The robotics industry has witnessed a significant evolution in the past few years and is expected to reach new heights in terms of innovations in the coming years. Researchers from all over the world have experimented with various materials and designs to bring flexibility and momentum to robotics. The growing number of research on robotic artificial muscle is expected to bring new opportunities for the overall industry.
What are Robotic Artificial Muscles?
Artificial muscles, also regarded as muscle-like actuators, are devices that can possess the flexibility and elasticity of natural muscle. These muscles can change stiffness, rotate, contract, and expand, with the use of external stimulants.
Artificial muscles have gained significant prominence across various industrial verticals, such as medicine, robotics, industry, etc. Artificial muscles use an electric current to allow mechanical motion, while these muscles turn various substances into energy to function.
Previous Innovations:
Various research institutes have marked impeccable innovations in the industry, which are expected to gain acknowledgment even in the coming years.
For instance, scientists at the MIT Computer Science and Artificial Intelligence Laboratory (CSAIL) and the Wyss Institute at Harvard University developed artificial muscles inspired by origami in 2017. These artificial muscles provide requisite strength and flexibility to soft robots. Moreover, the muscles enable soft robots to lift objects that are up to 1,000 times their weight using only air or water pressure. In addition, MIT recently, in July 2022, developed artificial electroluminescent muscles for tiny robots. The researchers demonstrated their remarkable miniature artificial muscles having efficient electroluminescent properties. The muscles possess the ability to tackle challenges faced by robotic systems. The muscles are developed through the layers of ultrathin elastomer, which were then rolled into a cylinder.
The John Hopkins University team has developed a mind-controlled mechanical limb that can move a single digit with little practice. It is possible that extensive artificial intelligence research focused on improving amputees’ quality of life will lead to the creation of cutting-edge devices. During the projected period, this is probably what will propel the market for artificial muscle fibers globally.
A team of engineers from Northern Arizona University earlier made headlines due to their pre-eminent ‘Cavatappi’ Robot Muscles technology that can potentially surpass human strength. The technology possesses 5 times the strength of the human muscles. This technology has significant potential in robotics and biomedical applications.
What’s Next?
Robotic brains are increasingly becoming advanced and intelligent. However, the technology is lagging behind in terms of body structure.

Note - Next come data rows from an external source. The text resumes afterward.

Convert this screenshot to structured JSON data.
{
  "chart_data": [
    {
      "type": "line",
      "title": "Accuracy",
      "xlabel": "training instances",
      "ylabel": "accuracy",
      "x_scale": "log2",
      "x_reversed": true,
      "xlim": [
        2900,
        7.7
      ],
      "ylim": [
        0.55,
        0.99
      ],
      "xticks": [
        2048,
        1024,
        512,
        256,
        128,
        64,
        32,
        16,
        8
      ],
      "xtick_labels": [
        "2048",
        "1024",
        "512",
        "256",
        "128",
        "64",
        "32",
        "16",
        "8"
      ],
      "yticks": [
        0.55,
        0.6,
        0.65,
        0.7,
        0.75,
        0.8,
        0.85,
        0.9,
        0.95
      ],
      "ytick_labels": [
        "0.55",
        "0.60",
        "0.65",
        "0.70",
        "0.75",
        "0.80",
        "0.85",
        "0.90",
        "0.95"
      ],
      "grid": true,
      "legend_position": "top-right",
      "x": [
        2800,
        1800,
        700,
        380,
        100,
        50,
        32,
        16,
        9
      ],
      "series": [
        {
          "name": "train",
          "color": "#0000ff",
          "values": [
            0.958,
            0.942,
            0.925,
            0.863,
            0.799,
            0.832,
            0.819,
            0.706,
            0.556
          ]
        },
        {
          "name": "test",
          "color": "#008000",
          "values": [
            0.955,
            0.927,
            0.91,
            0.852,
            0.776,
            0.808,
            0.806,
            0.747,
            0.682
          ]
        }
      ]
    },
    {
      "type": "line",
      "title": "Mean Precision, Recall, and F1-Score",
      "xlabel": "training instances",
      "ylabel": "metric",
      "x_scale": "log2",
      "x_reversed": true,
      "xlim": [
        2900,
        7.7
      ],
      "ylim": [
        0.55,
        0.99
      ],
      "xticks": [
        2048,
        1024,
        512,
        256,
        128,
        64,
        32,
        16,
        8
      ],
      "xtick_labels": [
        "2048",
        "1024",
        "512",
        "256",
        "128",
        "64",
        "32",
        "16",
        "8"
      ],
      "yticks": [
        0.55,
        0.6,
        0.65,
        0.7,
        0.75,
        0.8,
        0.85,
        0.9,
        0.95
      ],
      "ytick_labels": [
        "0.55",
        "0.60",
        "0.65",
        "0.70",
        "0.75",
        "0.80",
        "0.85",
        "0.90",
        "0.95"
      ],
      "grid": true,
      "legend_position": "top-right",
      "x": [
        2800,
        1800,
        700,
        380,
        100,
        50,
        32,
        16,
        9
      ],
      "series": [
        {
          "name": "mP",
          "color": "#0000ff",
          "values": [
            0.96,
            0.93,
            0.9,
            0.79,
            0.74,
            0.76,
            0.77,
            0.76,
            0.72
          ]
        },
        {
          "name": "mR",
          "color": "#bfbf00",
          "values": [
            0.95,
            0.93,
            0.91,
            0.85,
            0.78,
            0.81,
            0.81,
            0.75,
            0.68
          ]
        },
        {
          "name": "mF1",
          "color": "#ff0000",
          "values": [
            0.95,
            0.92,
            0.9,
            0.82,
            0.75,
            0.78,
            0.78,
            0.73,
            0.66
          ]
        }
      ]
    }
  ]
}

In order to produce artificial muscles that are stronger and more flexible than their biological counterparts, SRI International, a nonprofit scientific research organization, and colleagues from UCLA have created a novel material.
A soft material is expected to produce mechanical energy and be viable at high strain. As a result, it must not lose its shape or strength after repeated work cycles quickly. Dielectric elastomers (DE), which are lightweight materials with a high elastic energy density and have been of particular interest due to their ideal flexibility and toughness, have been a contender among the numerous materials that have been studied for the creation of artificial muscles.

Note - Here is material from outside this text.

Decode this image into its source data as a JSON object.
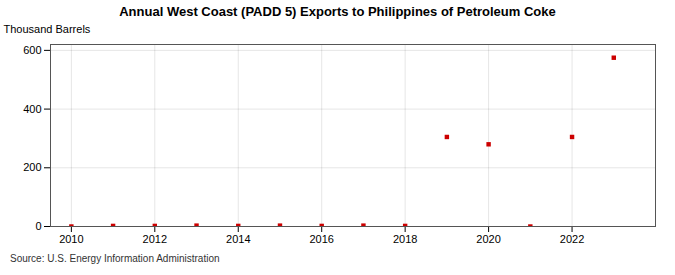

Moreover, scientists are also looking for ways to make more discoveries. Another team of researchers at the Massachusetts Institute of Technology unveiled their innovation. The team launched fibers that can stretch more than 1,000 percent of their initial size. These fibers can also efficiently lift more than 650 times their weight.
In addition to that, Liberating Technologies, Inc. is making efforts to develop efficient upper limb prosthetic devices. The firm also developed VariGrip Prosthetic, which is recognized for providing support and control to the below-elbow amputees.

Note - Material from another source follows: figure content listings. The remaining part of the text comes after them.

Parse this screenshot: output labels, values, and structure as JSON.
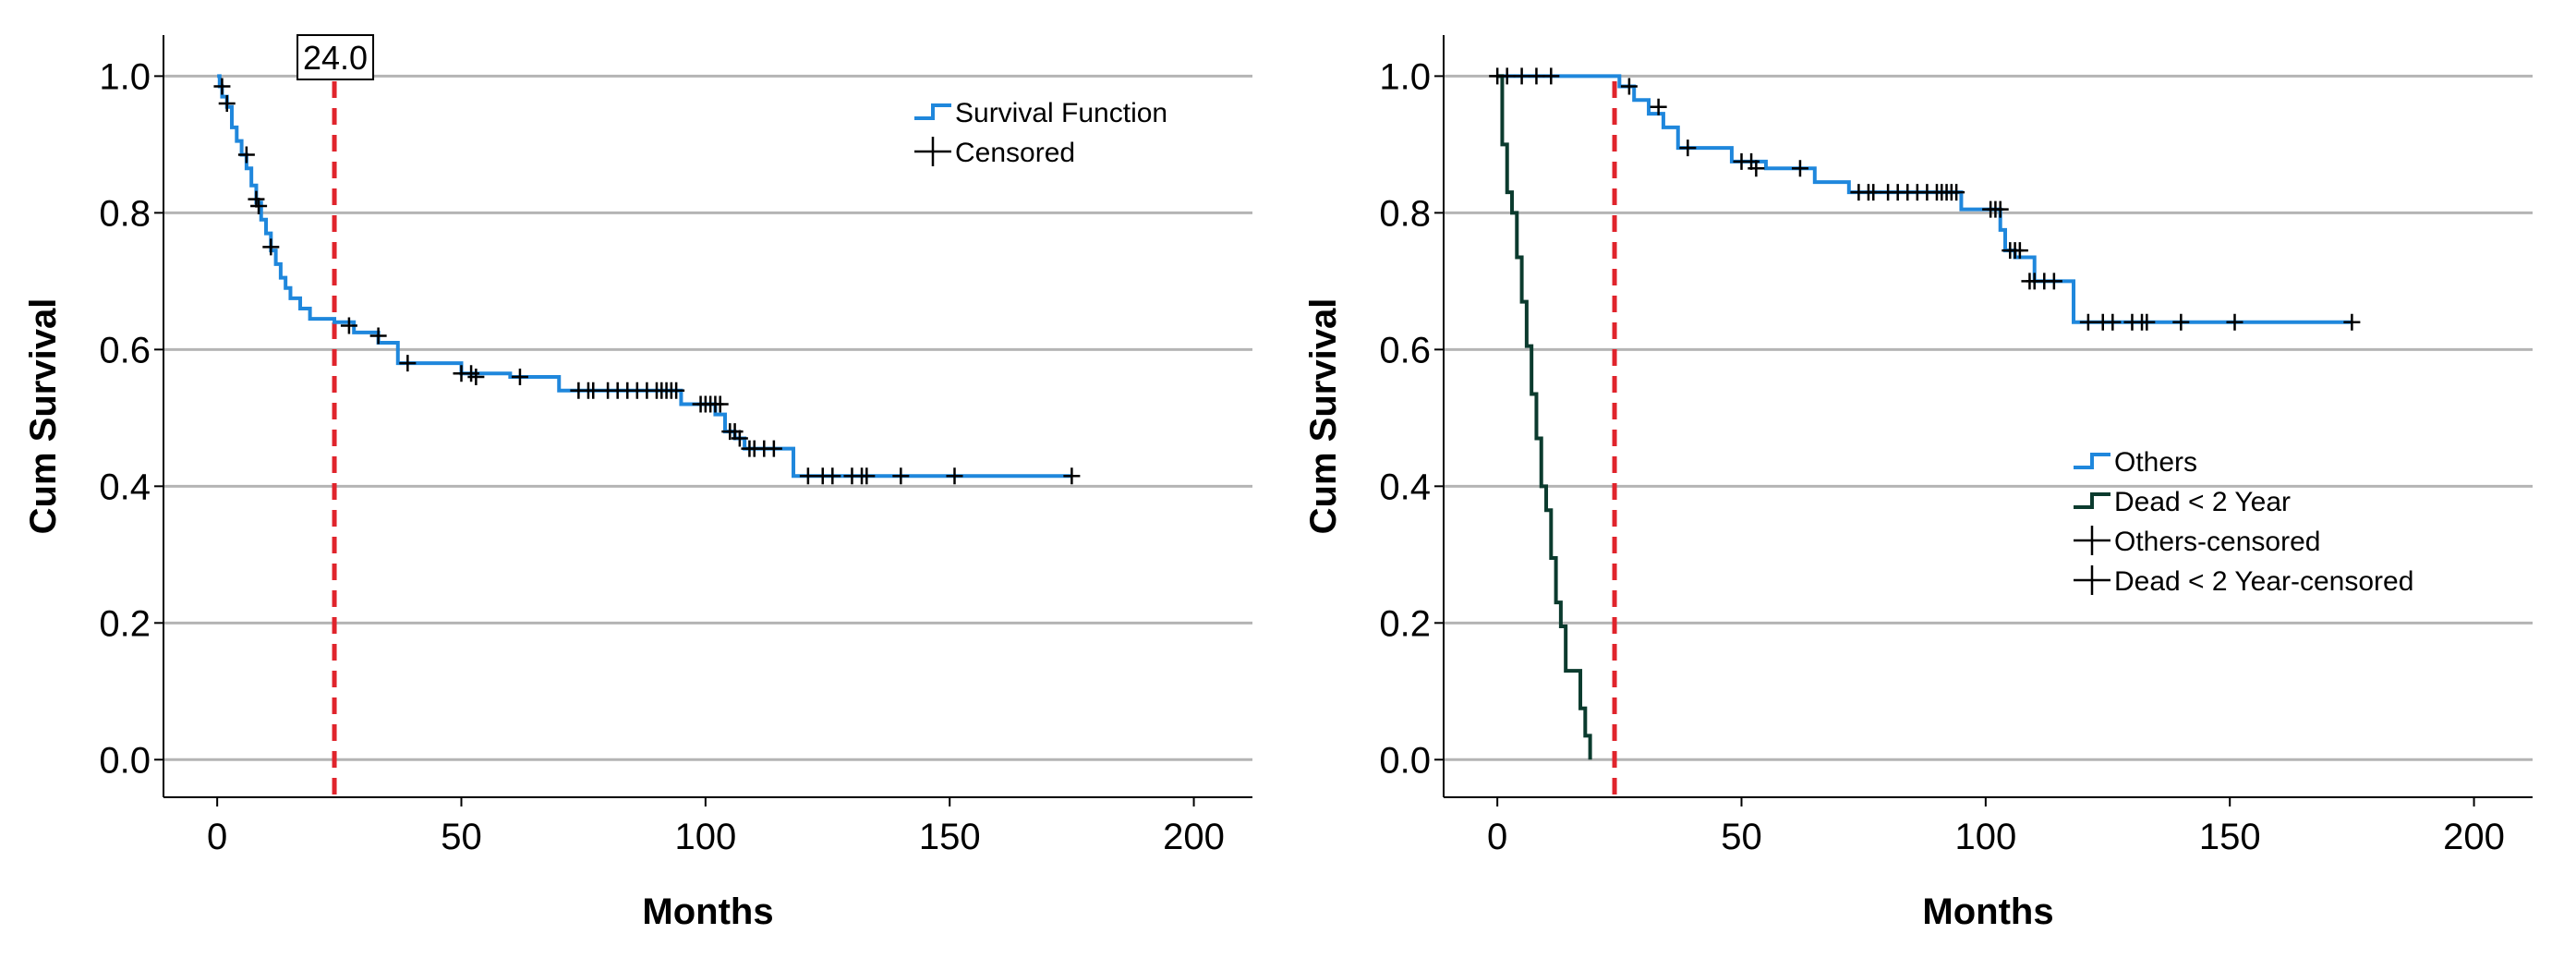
{
  "chart_data": [
    {
      "type": "line",
      "step": true,
      "xlabel": "Months",
      "ylabel": "Cum Survival",
      "xlim": [
        -11,
        212
      ],
      "ylim": [
        -0.055,
        1.06
      ],
      "xticks": [
        "0",
        "50",
        "100",
        "150",
        "200"
      ],
      "yticks": [
        "0.0",
        "0.2",
        "0.4",
        "0.6",
        "0.8",
        "1.0"
      ],
      "grid": "horizontal",
      "reference_line": {
        "x": 24,
        "label": "24.0",
        "color": "#e0242c"
      },
      "legend": {
        "position": "top-right",
        "entries": [
          "Survival Function",
          "Censored"
        ]
      },
      "series": [
        {
          "name": "Survival Function",
          "color": "#1f87dc",
          "x": [
            0,
            0.5,
            1,
            2,
            3,
            4,
            5,
            6,
            7,
            8,
            9,
            10,
            11,
            12,
            13,
            14,
            15,
            17,
            19,
            21,
            24,
            28,
            33,
            37,
            50,
            60,
            70,
            95,
            102,
            104,
            106,
            108,
            110,
            118,
            175
          ],
          "y": [
            1.0,
            0.985,
            0.97,
            0.955,
            0.925,
            0.905,
            0.885,
            0.865,
            0.84,
            0.815,
            0.79,
            0.77,
            0.745,
            0.725,
            0.705,
            0.69,
            0.675,
            0.66,
            0.645,
            0.645,
            0.64,
            0.625,
            0.61,
            0.58,
            0.565,
            0.56,
            0.54,
            0.52,
            0.505,
            0.48,
            0.47,
            0.455,
            0.455,
            0.415,
            0.415
          ]
        },
        {
          "name": "Censored",
          "marker": "+",
          "x": [
            1,
            2,
            6,
            8,
            8.5,
            11,
            27,
            33,
            39,
            50,
            52,
            53,
            62,
            74,
            76,
            77,
            80,
            82,
            84,
            86,
            88,
            90,
            91,
            92,
            93,
            94,
            99,
            100,
            101,
            102,
            103,
            105,
            106,
            107,
            109,
            110,
            112,
            114,
            121,
            124,
            126,
            130,
            132,
            133,
            140,
            151,
            175
          ],
          "y": [
            0.985,
            0.96,
            0.885,
            0.82,
            0.81,
            0.75,
            0.635,
            0.62,
            0.58,
            0.565,
            0.565,
            0.56,
            0.56,
            0.54,
            0.54,
            0.54,
            0.54,
            0.54,
            0.54,
            0.54,
            0.54,
            0.54,
            0.54,
            0.54,
            0.54,
            0.54,
            0.52,
            0.52,
            0.52,
            0.52,
            0.52,
            0.48,
            0.48,
            0.47,
            0.455,
            0.455,
            0.455,
            0.455,
            0.415,
            0.415,
            0.415,
            0.415,
            0.415,
            0.415,
            0.415,
            0.415,
            0.415
          ]
        }
      ]
    },
    {
      "type": "line",
      "step": true,
      "xlabel": "Months",
      "ylabel": "Cum Survival",
      "xlim": [
        -11,
        212
      ],
      "ylim": [
        -0.055,
        1.06
      ],
      "xticks": [
        "0",
        "50",
        "100",
        "150",
        "200"
      ],
      "yticks": [
        "0.0",
        "0.2",
        "0.4",
        "0.6",
        "0.8",
        "1.0"
      ],
      "grid": "horizontal",
      "reference_line": {
        "x": 24,
        "color": "#e0242c"
      },
      "legend": {
        "position": "right",
        "entries": [
          "Others",
          "Dead < 2 Year",
          "Others-censored",
          "Dead < 2 Year-censored"
        ]
      },
      "series": [
        {
          "name": "Others",
          "color": "#1f87dc",
          "x": [
            0,
            25,
            28,
            31,
            34,
            37,
            48,
            55,
            65,
            72,
            95,
            103,
            104,
            106,
            110,
            118,
            175
          ],
          "y": [
            1.0,
            0.985,
            0.965,
            0.945,
            0.925,
            0.895,
            0.875,
            0.865,
            0.845,
            0.83,
            0.805,
            0.775,
            0.745,
            0.735,
            0.7,
            0.64,
            0.64
          ]
        },
        {
          "name": "Dead < 2 Year",
          "color": "#0b3b2e",
          "x": [
            0,
            1,
            2,
            3,
            4,
            5,
            6,
            7,
            8,
            9,
            10,
            11,
            12,
            13,
            14,
            15,
            17,
            18,
            19
          ],
          "y": [
            1.0,
            0.9,
            0.83,
            0.8,
            0.735,
            0.67,
            0.605,
            0.535,
            0.47,
            0.4,
            0.365,
            0.295,
            0.23,
            0.195,
            0.13,
            0.13,
            0.075,
            0.035,
            0.0
          ]
        },
        {
          "name": "Others-censored",
          "marker": "+",
          "x": [
            0,
            2,
            5,
            8,
            11,
            27,
            33,
            39,
            50,
            52,
            53,
            62,
            74,
            76,
            77,
            80,
            82,
            84,
            86,
            88,
            90,
            91,
            92,
            93,
            94,
            101,
            102,
            103,
            105,
            106,
            107,
            109,
            110,
            112,
            114,
            121,
            124,
            126,
            130,
            132,
            133,
            140,
            151,
            175
          ],
          "y": [
            1.0,
            1.0,
            1.0,
            1.0,
            1.0,
            0.985,
            0.955,
            0.895,
            0.875,
            0.875,
            0.865,
            0.865,
            0.83,
            0.83,
            0.83,
            0.83,
            0.83,
            0.83,
            0.83,
            0.83,
            0.83,
            0.83,
            0.83,
            0.83,
            0.83,
            0.805,
            0.805,
            0.805,
            0.745,
            0.745,
            0.745,
            0.7,
            0.7,
            0.7,
            0.7,
            0.64,
            0.64,
            0.64,
            0.64,
            0.64,
            0.64,
            0.64,
            0.64,
            0.64
          ]
        }
      ]
    }
  ]
}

MXene material that has been ionically cross-linked to a synthetic polymer was used by a team of researchers from KAIST’s Creative Research Initiative Center for Functionally Antagonistic Nano-Engineering to create robotic muscle. While retaining the muscle’s strength and conductivity, the combination offers flexibility.
Researchers are continuously thriving the fulfill the unmet requirement of the end-users. According to Astute Analytica estimations, the global robotic artificial muscles market is forecast to grow CAGR of 17.4% during the forecast period from 2022 to 2030. Thus, artificial muscles are projected to have potential scope in future robotic systems as they can significantly help larger robots in mimicking the human body.